Russia's Atomstroiexport, the only bidder in a tender to build Turkey's first nuclear plant, has revised its bid after initially offering to sell power at three times the current rate, Turkey's Energy Minister said.
Energy Minister Himli Guler told reporters on Monday that state power company Tetas was preparing a report on the revised offer from Atomstroiexport, which won the nuclear power licence tender with Turkish partner Park Teknik and Russia's Inter Rao.
Details of the new bid were not announced.
Atomstroiexport had offered to sell power at an average price of $0.2116 per kilowatt hour, Yasar Cakmak, head of state power company Tetas, told a news conference earlier in the day.
The average wholesale price in Turkey is about $0.079 per kilowatt hour. Atomstroiexport's bid would include covering its construction costs and a forecast for power prices over the life of the station, which could cost as much as $8 billion to build.
Turkey wants to build three nuclear plants to cover about 5 percent of the country's electricity needs and cut its reliance on energy imports. Its demand has been growing at a rate second only to China's.
Environmentalists and some economists say nuclear power is too expensive and could create health hazards in a country crisscrossed by earthquake faultlines.

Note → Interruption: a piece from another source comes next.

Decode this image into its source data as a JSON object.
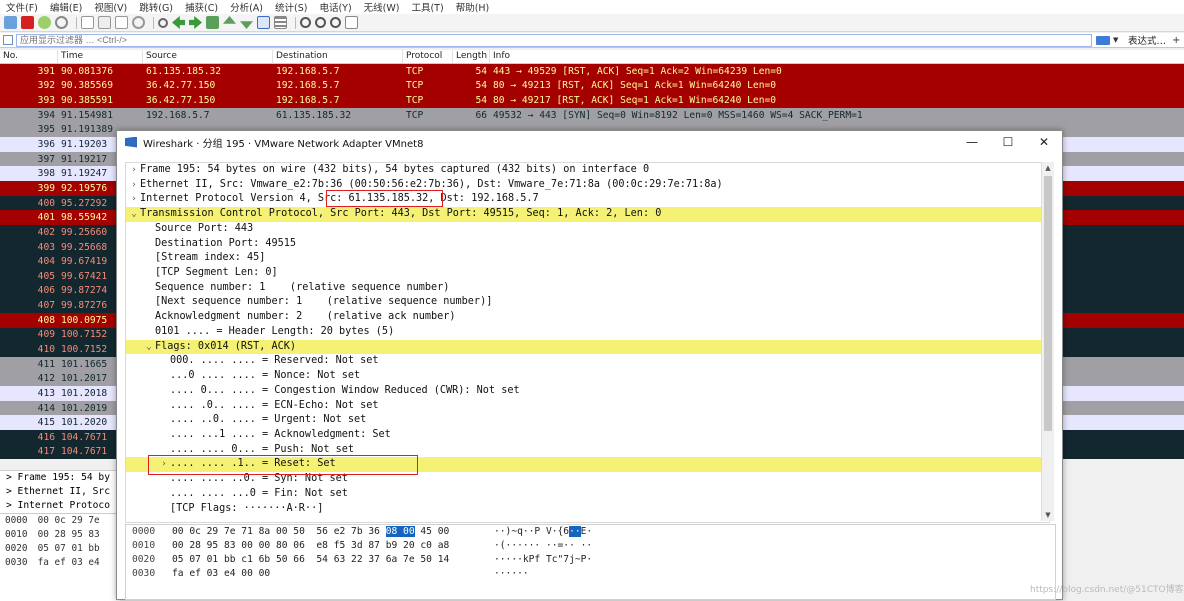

The government took nearly three months to approve the Atomstroiexport bid after no other companies submitted bids in the September tender. It has pledged to revamp a nuclear-tender law to attract more interest before it holds other tenders.
Guler also said the government was preparing draft legislation that would allow for a second nuclear tender for a site along Turkey's Black Sea coast in the north.
Atomstroiexport's licence is to build a power station on Turkey's southern, Mediterranean coast that will have a capacity of about 3,000 to 5,000 megawatts.